Diare pada dasarnya tidak perlu pemberian obat, hanya apabila terjadi diare
hebat dapat digunakan obat untuk menguranginya. Obat antidiare yang banyak
digunakan diantaranya adalah Loperamid yang daya kerjanya dapat menormalisasi
keseimbangan resorpsi-sekresi dari sel-sel mukosa, yaitu memulihkan sel-sel yang
berada dalam keadaan hipersekresi pada keadaan resorpsi normal kembali. Loperamid
merupakan derivat difenoksilat (dan haloperidol, suatu neuroleptikum) dengan khasiat
obstipasi yang 2-3 kali lebih kuat tanpa khasiat pada SSP, jadi tidak mengakibatkan
ketergantungan.
Laksatif atau pencahar ringan adalah obat yang berkhasiat untuk
memperlancar pengeluaran isi usus. Disebut juga sebagai aperients dan aperitive.

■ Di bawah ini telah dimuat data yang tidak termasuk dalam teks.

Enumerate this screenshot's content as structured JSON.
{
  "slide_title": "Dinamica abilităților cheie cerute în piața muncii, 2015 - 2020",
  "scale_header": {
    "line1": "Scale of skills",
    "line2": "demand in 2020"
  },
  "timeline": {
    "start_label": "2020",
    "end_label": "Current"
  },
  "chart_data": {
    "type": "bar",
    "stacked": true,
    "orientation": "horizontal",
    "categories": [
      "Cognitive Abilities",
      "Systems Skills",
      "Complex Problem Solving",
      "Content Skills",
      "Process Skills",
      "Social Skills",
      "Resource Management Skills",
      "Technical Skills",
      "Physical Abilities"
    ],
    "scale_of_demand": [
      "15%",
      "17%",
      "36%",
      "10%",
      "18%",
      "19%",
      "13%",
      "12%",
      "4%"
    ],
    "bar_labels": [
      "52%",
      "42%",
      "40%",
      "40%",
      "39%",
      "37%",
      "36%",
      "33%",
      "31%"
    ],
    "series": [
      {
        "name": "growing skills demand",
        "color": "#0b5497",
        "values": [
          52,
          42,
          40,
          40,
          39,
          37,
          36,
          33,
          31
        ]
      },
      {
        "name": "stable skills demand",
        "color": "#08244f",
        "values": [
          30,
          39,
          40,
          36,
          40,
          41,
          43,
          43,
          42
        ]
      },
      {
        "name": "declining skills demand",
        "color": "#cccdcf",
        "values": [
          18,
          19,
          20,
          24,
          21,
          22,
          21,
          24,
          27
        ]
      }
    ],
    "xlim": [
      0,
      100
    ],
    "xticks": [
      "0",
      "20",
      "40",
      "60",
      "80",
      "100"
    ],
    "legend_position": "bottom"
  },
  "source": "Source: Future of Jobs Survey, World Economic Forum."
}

Obat laksatif adalah obat yang membuat defekasi lebih lancar dan frekuensinya lebih
sering dari biasanya. Obat laksatif memiliki berbagai tipe. Yang pertama adalah
laksan osmotik yang bekerja meretensi air secara osmotik sehingga menstimulasi
peristaltis. Obat osmotik kita ujikan kepada mencit yaitu Bisacodyl. Bisakodyl
mampu dihidrolisis menjadi difenol di usus bagian atas. Difenol yang diabsorbsi
mengalami konjugasi di hati dan dinding usus. Metabolit akan diekskresi melalui
empedu, dan selanjutnya mengalami rehidrolisis menjadi difenol yang akan
merangsang motilitas usus besar. Sediaan berupa tablet bersalut enteral 5 mg dan 10
mg. Sediaan supositoria 10 mg. Dosis dewasa 10-15 mg, dosis anak 5-10 mg. Efek
samping berupa kolik usus dan perasaan terbakar pada penggunaan rektal. Efek
pencahar akan terlihat setelah 6-12 jam, sedangkan pada pemberian rektal efek
pencahar terlihat setelah setengah sampai satu jam. Pada pemberian oral, bisakodil
diabsorbsi kira-kira 5% dan diekskresi bersama urin dalam bentuk glukuronid, tetapi
ekskresi utama adalah di dalam tinja. Sedangkan pada pengujian antidiare digunakan
loperamide merupakan obat antidiare golongan opioid yang mekanisme kerjanya
adalah menekan kecepatan gerak peristaltik. Secara in vitro pada binatang.
Hewan percobaan yang digunakan dalam percobaan kali ini adalah mencit.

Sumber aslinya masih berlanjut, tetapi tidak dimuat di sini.